Saka tertawa dan berkata, "Simpan terima kasihmu untuk nanti. Aku punya sesuatu untukmu."

Saka mengambil tasnya dan mengeluarkan sesuatu dari sana. Tangannya mengulurkan kertas yang ia ambil dari dalam tasnya itu.

"Ini adalah tiket pertunjukan teater, aku mendapatkannya dari Mas Prada yang saat ini sedang berlatih peran untuk pentas seninya itu. Ajak juga Ruri, minggu depan kita akan melihat Bimasena."

Sinta sangat senang. Ia berteriak dan hampir saja memeluk Saka saat Bu Tini berjalan memasuki ruang kelasnya.

"Kenapa kamu?"

"Tidak. Tidak kenapa-kenapa, Bu." Sinta menjawab dengan cengiran.

"Pelukannya nanti nyusul aja." Kata Saka berbisik kepada Sinta yang membuat dirinya tertawa kencang dan berakhir dengan mendapat pelototan dari Bu Tini.

Seminggu layaknya seabad. Sinta begitu bersemangat dan berkali-kali mengucap terima kasih kepada Saka. Sebagai sahabatnya, Saka mengerti betul jika Sinta begitu menyukai tokoh Bimasena. Oleh sebab itu, Saka berinisiatif membelikan sahabatnya tiket teater. Dan tibalah saat di mana mereka pergi untuk menonton teater.

"Kakakmu juga jadi pemerannya, Sa?" Tanya Ruri kepada Saka.

"Iya, dia yang jadi Yudistira."

"Yang jadi Bimasena siapa?" Pertanyaan itu sudah pasti Sinta yang melontarkan.

"Teman seangkatan Mas Prada, tapi aku tidak tanya namanya."

"Tidak apa-apa. Nanti, kalau dia segagah Bimasena, aku sendiri yang akan menanyakan namanya."

"Kasian sekali dia, semoga dia baik-baik saja." Yang baru saja berkata demikian adalah pacar Ruri, Banu.

"Apa maksudmu?" Tanyaku.

"Kalau sampai kamu mengajaknya berkenalan, bisa saja ia dalam masalah besar. Kita semua tahu tentang obsesi gilamu terhadap Bimasena, Ta."

"Ah, biasa saja menurutku." Kataku membalas ucapan Banu. Mendengar perkataanku, teman-temanku menatapku datar dan berjalan pergi meninggalkanku masuk ke ruang pertunjukkan.

Setelah itu berlalulah menit-menit penuh ketidaksabaran. Akhirnya, pertunjukkan teater dimulai juga. Lampu-lampu dipadamkan, lagu susul-menyusul mengisi kehampaan, dan satu persatu adegan dipertontonkan. Hingga sampailah pada kemunculan Bimasena.

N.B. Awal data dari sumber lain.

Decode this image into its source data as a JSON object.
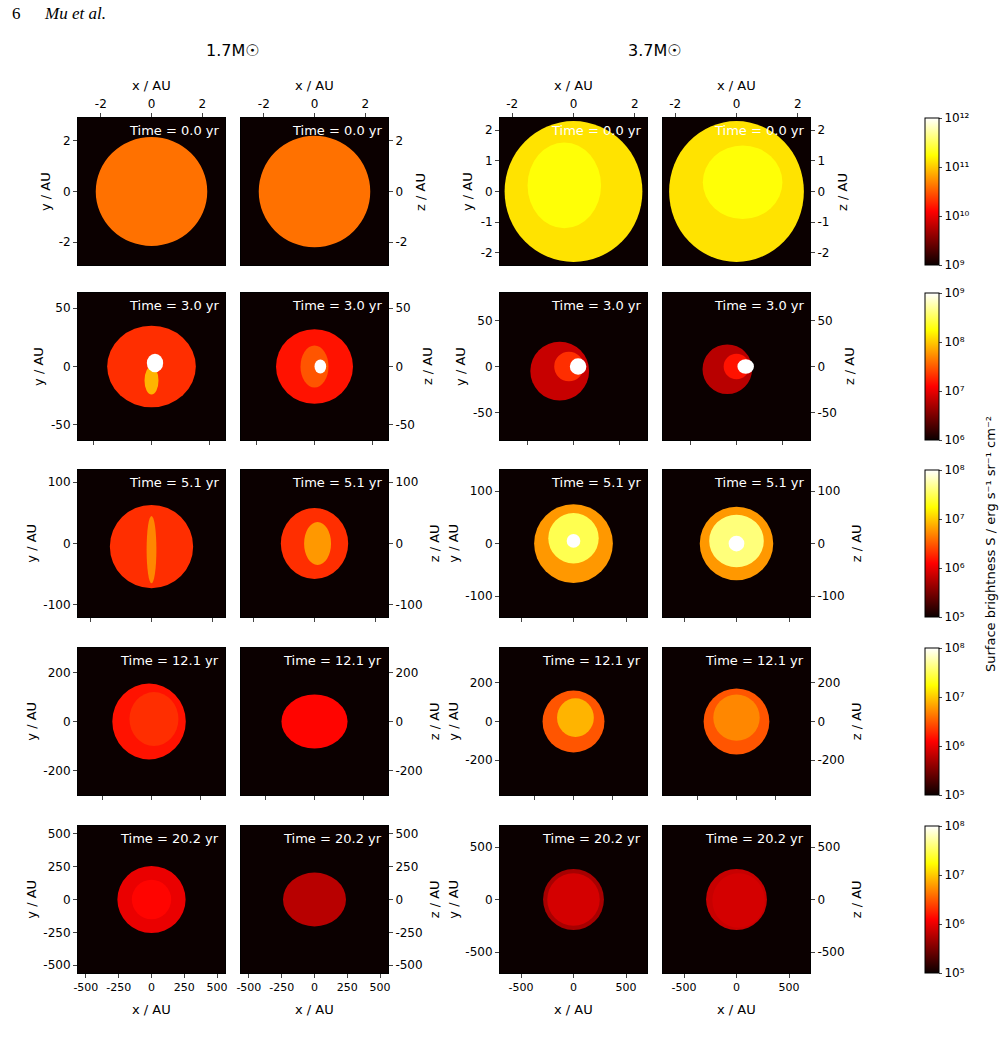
{
  "header": {
    "page": "6",
    "running_head": "Mu et al."
  },
  "columns": [
    "1.7M☉",
    "3.7M☉"
  ],
  "colorbar_title": "Surface brightness S / erg s⁻¹ sr⁻¹ cm⁻²",
  "colorbars": [
    {
      "range": [
        1000000000.0,
        1000000000000.0
      ],
      "log": true,
      "ticks": [
        {
          "value": 1000000000.0,
          "label": "10⁹"
        },
        {
          "value": 10000000000.0,
          "label": "10¹⁰"
        },
        {
          "value": 100000000000.0,
          "label": "10¹¹"
        },
        {
          "value": 1000000000000.0,
          "label": "10¹²"
        }
      ]
    },
    {
      "range": [
        1000000.0,
        1000000000.0
      ],
      "log": true,
      "ticks": [
        {
          "value": 1000000.0,
          "label": "10⁶"
        },
        {
          "value": 10000000.0,
          "label": "10⁷"
        },
        {
          "value": 100000000.0,
          "label": "10⁸"
        },
        {
          "value": 1000000000.0,
          "label": "10⁹"
        }
      ]
    },
    {
      "range": [
        100000.0,
        100000000.0
      ],
      "log": true,
      "ticks": [
        {
          "value": 100000.0,
          "label": "10⁵"
        },
        {
          "value": 1000000.0,
          "label": "10⁶"
        },
        {
          "value": 10000000.0,
          "label": "10⁷"
        },
        {
          "value": 100000000.0,
          "label": "10⁸"
        }
      ]
    },
    {
      "range": [
        100000.0,
        100000000.0
      ],
      "log": true,
      "ticks": [
        {
          "value": 100000.0,
          "label": "10⁵"
        },
        {
          "value": 1000000.0,
          "label": "10⁶"
        },
        {
          "value": 10000000.0,
          "label": "10⁷"
        },
        {
          "value": 100000000.0,
          "label": "10⁸"
        }
      ]
    },
    {
      "range": [
        100000.0,
        100000000.0
      ],
      "log": true,
      "ticks": [
        {
          "value": 100000.0,
          "label": "10⁵"
        },
        {
          "value": 1000000.0,
          "label": "10⁶"
        },
        {
          "value": 10000000.0,
          "label": "10⁷"
        },
        {
          "value": 100000000.0,
          "label": "10⁸"
        }
      ]
    }
  ],
  "chart_data": [
    {
      "type": "heatmap",
      "annotation": "Time = 0.0 yr",
      "xlabel": "x / AU",
      "ylabel": "y / AU",
      "xlim": [
        -2.9,
        2.9
      ],
      "ylim": [
        -2.9,
        2.9
      ],
      "xticks": [
        -2,
        0,
        2
      ],
      "yticks": [
        -2,
        0,
        2
      ],
      "blobs": [
        {
          "x": 0,
          "y": 0,
          "rx": 2.2,
          "ry": 2.15,
          "S": 40000000000.0
        }
      ]
    },
    {
      "type": "heatmap",
      "annotation": "Time = 0.0 yr",
      "xlabel": "x / AU",
      "ylabel": "z / AU",
      "xlim": [
        -2.9,
        2.9
      ],
      "ylim": [
        -2.9,
        2.9
      ],
      "xticks": [
        -2,
        0,
        2
      ],
      "yticks": [
        -2,
        0,
        2
      ],
      "blobs": [
        {
          "x": 0,
          "y": 0,
          "rx": 2.2,
          "ry": 2.2,
          "S": 40000000000.0
        }
      ]
    },
    {
      "type": "heatmap",
      "annotation": "Time = 0.0 yr",
      "xlabel": "x / AU",
      "ylabel": "y / AU",
      "xlim": [
        -2.4,
        2.4
      ],
      "ylim": [
        -2.4,
        2.4
      ],
      "xticks": [
        -2,
        0,
        2
      ],
      "yticks": [
        -2,
        -1,
        0,
        1,
        2
      ],
      "blobs": [
        {
          "x": 0,
          "y": 0,
          "rx": 2.25,
          "ry": 2.3,
          "S": 130000000000.0
        },
        {
          "x": -0.3,
          "y": 0.2,
          "rx": 1.2,
          "ry": 1.4,
          "S": 180000000000.0
        }
      ]
    },
    {
      "type": "heatmap",
      "annotation": "Time = 0.0 yr",
      "xlabel": "x / AU",
      "ylabel": "z / AU",
      "xlim": [
        -2.4,
        2.4
      ],
      "ylim": [
        -2.4,
        2.4
      ],
      "xticks": [
        -2,
        0,
        2
      ],
      "yticks": [
        -2,
        -1,
        0,
        1,
        2
      ],
      "blobs": [
        {
          "x": 0,
          "y": 0,
          "rx": 2.2,
          "ry": 2.3,
          "S": 130000000000.0
        },
        {
          "x": 0.2,
          "y": 0.3,
          "rx": 1.3,
          "ry": 1.2,
          "S": 180000000000.0
        }
      ]
    },
    {
      "type": "heatmap",
      "annotation": "Time = 3.0 yr",
      "ylabel": "y / AU",
      "tick_labels": "y",
      "xlim": [
        -63,
        63
      ],
      "ylim": [
        -63,
        63
      ],
      "xticks": [
        -50,
        0,
        50
      ],
      "yticks": [
        -50,
        0,
        50
      ],
      "blobs": [
        {
          "x": 0,
          "y": 0,
          "rx": 38,
          "ry": 35,
          "S": 20000000.0
        },
        {
          "x": 0,
          "y": -12,
          "rx": 6,
          "ry": 12,
          "S": 80000000.0
        },
        {
          "x": 3,
          "y": 3,
          "rx": 7,
          "ry": 8,
          "S": 1000000000.0
        }
      ]
    },
    {
      "type": "heatmap",
      "annotation": "Time = 3.0 yr",
      "ylabel": "z / AU",
      "tick_labels": "y",
      "xlim": [
        -63,
        63
      ],
      "ylim": [
        -63,
        63
      ],
      "xticks": [
        -50,
        0,
        50
      ],
      "yticks": [
        -50,
        0,
        50
      ],
      "blobs": [
        {
          "x": 0,
          "y": 0,
          "rx": 33,
          "ry": 32,
          "S": 15000000.0
        },
        {
          "x": 0,
          "y": 0,
          "rx": 12,
          "ry": 18,
          "S": 30000000.0
        },
        {
          "x": 5,
          "y": 0,
          "rx": 5,
          "ry": 6,
          "S": 1000000000.0
        }
      ]
    },
    {
      "type": "heatmap",
      "annotation": "Time = 3.0 yr",
      "ylabel": "y / AU",
      "tick_labels": "y",
      "xlim": [
        -80,
        80
      ],
      "ylim": [
        -80,
        80
      ],
      "xticks": [
        -50,
        0,
        50
      ],
      "yticks": [
        -50,
        0,
        50
      ],
      "blobs": [
        {
          "x": -15,
          "y": -5,
          "rx": 32,
          "ry": 32,
          "S": 7000000.0
        },
        {
          "x": -5,
          "y": 0,
          "rx": 16,
          "ry": 16,
          "S": 20000000.0
        },
        {
          "x": 5,
          "y": 0,
          "rx": 9,
          "ry": 9,
          "S": 1000000000.0
        }
      ]
    },
    {
      "type": "heatmap",
      "annotation": "Time = 3.0 yr",
      "ylabel": "z / AU",
      "tick_labels": "y",
      "xlim": [
        -80,
        80
      ],
      "ylim": [
        -80,
        80
      ],
      "xticks": [
        -50,
        0,
        50
      ],
      "yticks": [
        -50,
        0,
        50
      ],
      "blobs": [
        {
          "x": -10,
          "y": -3,
          "rx": 27,
          "ry": 27,
          "S": 6000000.0
        },
        {
          "x": 0,
          "y": 0,
          "rx": 14,
          "ry": 14,
          "S": 15000000.0
        },
        {
          "x": 10,
          "y": 0,
          "rx": 9,
          "ry": 8,
          "S": 1000000000.0
        }
      ]
    },
    {
      "type": "heatmap",
      "annotation": "Time = 5.1 yr",
      "ylabel": "y / AU",
      "tick_labels": "y",
      "xlim": [
        -120,
        120
      ],
      "ylim": [
        -120,
        120
      ],
      "xticks": [
        -100,
        0,
        100
      ],
      "yticks": [
        -100,
        0,
        100
      ],
      "blobs": [
        {
          "x": 0,
          "y": -5,
          "rx": 68,
          "ry": 68,
          "S": 2000000.0
        },
        {
          "x": 0,
          "y": -10,
          "rx": 8,
          "ry": 55,
          "S": 5000000.0
        }
      ]
    },
    {
      "type": "heatmap",
      "annotation": "Time = 5.1 yr",
      "ylabel": "z / AU",
      "tick_labels": "y",
      "xlim": [
        -120,
        120
      ],
      "ylim": [
        -120,
        120
      ],
      "xticks": [
        -100,
        0,
        100
      ],
      "yticks": [
        -100,
        0,
        100
      ],
      "blobs": [
        {
          "x": 0,
          "y": 0,
          "rx": 55,
          "ry": 58,
          "S": 2000000.0
        },
        {
          "x": 5,
          "y": 0,
          "rx": 22,
          "ry": 35,
          "S": 6000000.0
        }
      ]
    },
    {
      "type": "heatmap",
      "annotation": "Time = 5.1 yr",
      "ylabel": "y / AU",
      "tick_labels": "y",
      "xlim": [
        -140,
        140
      ],
      "ylim": [
        -140,
        140
      ],
      "xticks": [
        -100,
        0,
        100
      ],
      "yticks": [
        -100,
        0,
        100
      ],
      "blobs": [
        {
          "x": 0,
          "y": 0,
          "rx": 75,
          "ry": 75,
          "S": 6000000.0
        },
        {
          "x": 0,
          "y": 10,
          "rx": 48,
          "ry": 48,
          "S": 30000000.0
        },
        {
          "x": 0,
          "y": 5,
          "rx": 13,
          "ry": 13,
          "S": 100000000.0
        }
      ]
    },
    {
      "type": "heatmap",
      "annotation": "Time = 5.1 yr",
      "ylabel": "z / AU",
      "tick_labels": "y",
      "xlim": [
        -140,
        140
      ],
      "ylim": [
        -140,
        140
      ],
      "xticks": [
        -100,
        0,
        100
      ],
      "yticks": [
        -100,
        0,
        100
      ],
      "blobs": [
        {
          "x": 0,
          "y": 0,
          "rx": 70,
          "ry": 70,
          "S": 6000000.0
        },
        {
          "x": 0,
          "y": 5,
          "rx": 52,
          "ry": 50,
          "S": 40000000.0
        },
        {
          "x": 0,
          "y": 0,
          "rx": 15,
          "ry": 15,
          "S": 100000000.0
        }
      ]
    },
    {
      "type": "heatmap",
      "annotation": "Time = 12.1 yr",
      "ylabel": "y / AU",
      "tick_labels": "y",
      "xlim": [
        -300,
        300
      ],
      "ylim": [
        -300,
        300
      ],
      "xticks": [
        -200,
        0,
        200
      ],
      "yticks": [
        -200,
        0,
        200
      ],
      "blobs": [
        {
          "x": -10,
          "y": 0,
          "rx": 150,
          "ry": 155,
          "S": 1500000.0
        },
        {
          "x": 10,
          "y": 10,
          "rx": 100,
          "ry": 110,
          "S": 2000000.0
        }
      ]
    },
    {
      "type": "heatmap",
      "annotation": "Time = 12.1 yr",
      "ylabel": "z / AU",
      "tick_labels": "y",
      "xlim": [
        -300,
        300
      ],
      "ylim": [
        -300,
        300
      ],
      "xticks": [
        -200,
        0,
        200
      ],
      "yticks": [
        -200,
        0,
        200
      ],
      "blobs": [
        {
          "x": 0,
          "y": 0,
          "rx": 135,
          "ry": 110,
          "S": 1300000.0
        }
      ]
    },
    {
      "type": "heatmap",
      "annotation": "Time = 12.1 yr",
      "ylabel": "y / AU",
      "tick_labels": "y",
      "xlim": [
        -380,
        380
      ],
      "ylim": [
        -380,
        380
      ],
      "xticks": [
        -200,
        0,
        200
      ],
      "yticks": [
        -200,
        0,
        200
      ],
      "blobs": [
        {
          "x": 0,
          "y": 0,
          "rx": 160,
          "ry": 160,
          "S": 3000000.0
        },
        {
          "x": 10,
          "y": 20,
          "rx": 95,
          "ry": 100,
          "S": 8000000.0
        }
      ]
    },
    {
      "type": "heatmap",
      "annotation": "Time = 12.1 yr",
      "ylabel": "z / AU",
      "tick_labels": "y",
      "xlim": [
        -380,
        380
      ],
      "ylim": [
        -380,
        380
      ],
      "xticks": [
        -200,
        0,
        200
      ],
      "yticks": [
        -200,
        0,
        200
      ],
      "blobs": [
        {
          "x": 0,
          "y": 0,
          "rx": 170,
          "ry": 170,
          "S": 3000000.0
        },
        {
          "x": 0,
          "y": 20,
          "rx": 120,
          "ry": 120,
          "S": 5000000.0
        }
      ]
    },
    {
      "type": "heatmap",
      "annotation": "Time = 20.2 yr",
      "xlabel": "x / AU",
      "ylabel": "y / AU",
      "xlim": [
        -560,
        560
      ],
      "ylim": [
        -560,
        560
      ],
      "xticks": [
        -500,
        -250,
        0,
        250,
        500
      ],
      "yticks": [
        -500,
        -250,
        0,
        250,
        500
      ],
      "blobs": [
        {
          "x": 0,
          "y": 0,
          "rx": 260,
          "ry": 255,
          "S": 1000000.0
        },
        {
          "x": 0,
          "y": 0,
          "rx": 150,
          "ry": 150,
          "S": 1300000.0
        }
      ]
    },
    {
      "type": "heatmap",
      "annotation": "Time = 20.2 yr",
      "xlabel": "x / AU",
      "ylabel": "z / AU",
      "xlim": [
        -560,
        560
      ],
      "ylim": [
        -560,
        560
      ],
      "xticks": [
        -500,
        -250,
        0,
        250,
        500
      ],
      "yticks": [
        -500,
        -250,
        0,
        250,
        500
      ],
      "blobs": [
        {
          "x": 0,
          "y": 0,
          "rx": 240,
          "ry": 205,
          "S": 600000.0
        }
      ]
    },
    {
      "type": "heatmap",
      "annotation": "Time = 20.2 yr",
      "xlabel": "x / AU",
      "ylabel": "y / AU",
      "xlim": [
        -700,
        700
      ],
      "ylim": [
        -700,
        700
      ],
      "xticks": [
        -500,
        0,
        500
      ],
      "yticks": [
        -500,
        0,
        500
      ],
      "blobs": [
        {
          "x": 0,
          "y": 0,
          "rx": 290,
          "ry": 290,
          "S": 500000.0
        },
        {
          "x": 0,
          "y": 0,
          "rx": 250,
          "ry": 250,
          "S": 800000.0
        }
      ]
    },
    {
      "type": "heatmap",
      "annotation": "Time = 20.2 yr",
      "xlabel": "x / AU",
      "ylabel": "z / AU",
      "xlim": [
        -700,
        700
      ],
      "ylim": [
        -700,
        700
      ],
      "xticks": [
        -500,
        0,
        500
      ],
      "yticks": [
        -500,
        0,
        500
      ],
      "blobs": [
        {
          "x": 0,
          "y": 0,
          "rx": 290,
          "ry": 290,
          "S": 700000.0
        },
        {
          "x": 20,
          "y": -10,
          "rx": 250,
          "ry": 260,
          "S": 800000.0
        }
      ]
    }
  ]
}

"Itu dia Bimasena." Kata Saka kepada Sinta. Saat itu Sinta hanya diam saja sebab dirinya terlalu fokus pada pemeran Bimasena.

Detik mengubah dirinya menjadi menit, lalu menit tumbuh dewasa menjadi jam. Waktu berlalu tak terasa, lampu-lampu kembali menyala seiring dengan selesainya acara. Saka menoleh ke arah Sinta yang duduk di sebelahnya. Ia ingin tahu respon Sinta setelah pertunjukkan selesai dan ia tersenyum saat dilihatnya Sinta bertepuk tangan dengan senang.

"Gimana, Ta?" Tanya Banu.

"Tidak jadi, deh. Dia tak memerankan Bimasena dengan baik."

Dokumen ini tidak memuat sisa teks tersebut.